Policies like opportunity zones, first conceived by presidential candidate Richard Nixon during his 1968 campaign, have been deployed by every presidential administration since as a way to empower and reform “distressed” neighborhoods through capitalism. 

“‘Distressed,’” Mehrsa Baradaran wrote in an op-ed for the New York Times, “because of forced racial segregation backed by federal law — redlining, racial covenants, racist zoning policies and when necessary, bombs and mob violence. These areas were black ghettos.

“Mr. Nixon’s solution for racial ghettos,” Baradaran explains, “was not economic justice, but tax breaks and incentives.”

The tax bill President Donald Trump signed into law in 2017 created an opportunity zones program that Trump promised would provide “massive incentives” that would “draw investment into neglected and underserved communities.” 

“Instead of meaningful reforms,” like reparations that could actually close wealth and education gaps, Baradaran writes, “the ghetto would get entrepreneurs.”

And indeed, entrepreneurial celebrities like Nipsey Hussle have benefitted from opportunity zones; in Hussle’s case, by partnering with other wealthy celebrities (like the rapper T.I., based in Atlanta) to, in Coleman’s words, “build a network of ‘tax advantaged’ businesses in low-income neighborhoods” around the country.

“[After his death], many publications recounted how Nipsey’s businesses touched the lives of Los Angeles residents and provided a lasting sense of community and ownership,” Coleman writes. “And yet it’s difficult to separate programs like Opportunity Zones that assist high-profile black entrepreneurs like Nipsey ‘to buy back the block’ from the cynical policies of politicians like Trump who ruthlessly undermine plans promoting systemic racial justice.”

These programs ultimately fail, writes Baradaran, “because the benefits of capitalism always accrue to the owners of the capital, not to the people living in enterprise zones or promise zones. Using capitalism to fix the racial wealth gap will work only if there is a means to transfer capital, assets, wealth or housing.”

Avalos argues this doesn’t mean that Americans shouldn’t use the tools at their disposal to help communities of color immediately, much like many well-meaning white people are currently doing by supporting black- or indigenous-owned businesses or making direct donations to social justice organizations.

“But in the long-term we have to work towards dismantling the larger structure that continues to stratify society,” Avalos says. 
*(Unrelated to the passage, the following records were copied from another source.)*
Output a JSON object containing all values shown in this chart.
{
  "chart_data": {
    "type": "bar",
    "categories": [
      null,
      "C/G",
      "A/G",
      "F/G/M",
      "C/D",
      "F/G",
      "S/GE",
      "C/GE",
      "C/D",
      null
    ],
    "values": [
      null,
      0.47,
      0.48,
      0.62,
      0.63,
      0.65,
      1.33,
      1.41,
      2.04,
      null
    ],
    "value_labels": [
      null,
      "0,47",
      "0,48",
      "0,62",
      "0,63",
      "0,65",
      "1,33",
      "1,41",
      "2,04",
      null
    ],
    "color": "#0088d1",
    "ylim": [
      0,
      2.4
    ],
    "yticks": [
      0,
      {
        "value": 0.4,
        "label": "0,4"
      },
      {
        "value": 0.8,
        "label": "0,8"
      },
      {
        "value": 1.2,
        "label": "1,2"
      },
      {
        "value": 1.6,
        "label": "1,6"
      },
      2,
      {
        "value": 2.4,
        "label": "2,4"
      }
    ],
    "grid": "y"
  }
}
“If we responded to racism and a deeply racist, stratified society as a pandemic — understood it as a pandemic — if we mobilized with that same intention and speed, we could transform our social world within months, within a year, within two years,” she says. “We could completely reconfigure the ways in which we understand wealth to operate and be distributed, and renegotiate relationships with one another. … A lot of folks in the United States don’t understand what democratic socialism looks like, but I think that’s intentional. American education systems don’t expose you to these other ideas because it keeps you assimilated into very limited options. Let’s get out of the scarcity mentality. We have all the resources we need. This is why it’s so powerful when some of these progressive politicians like Ayanna Pressley and [Alexandria Ocasio-Cortez] say, ‘Let’s redirect funds from the Pentagon to housing and food and education and health care.’ These are all things we can have if we choose and decide to have them.” 

But first, we have to stop choosing capitalism.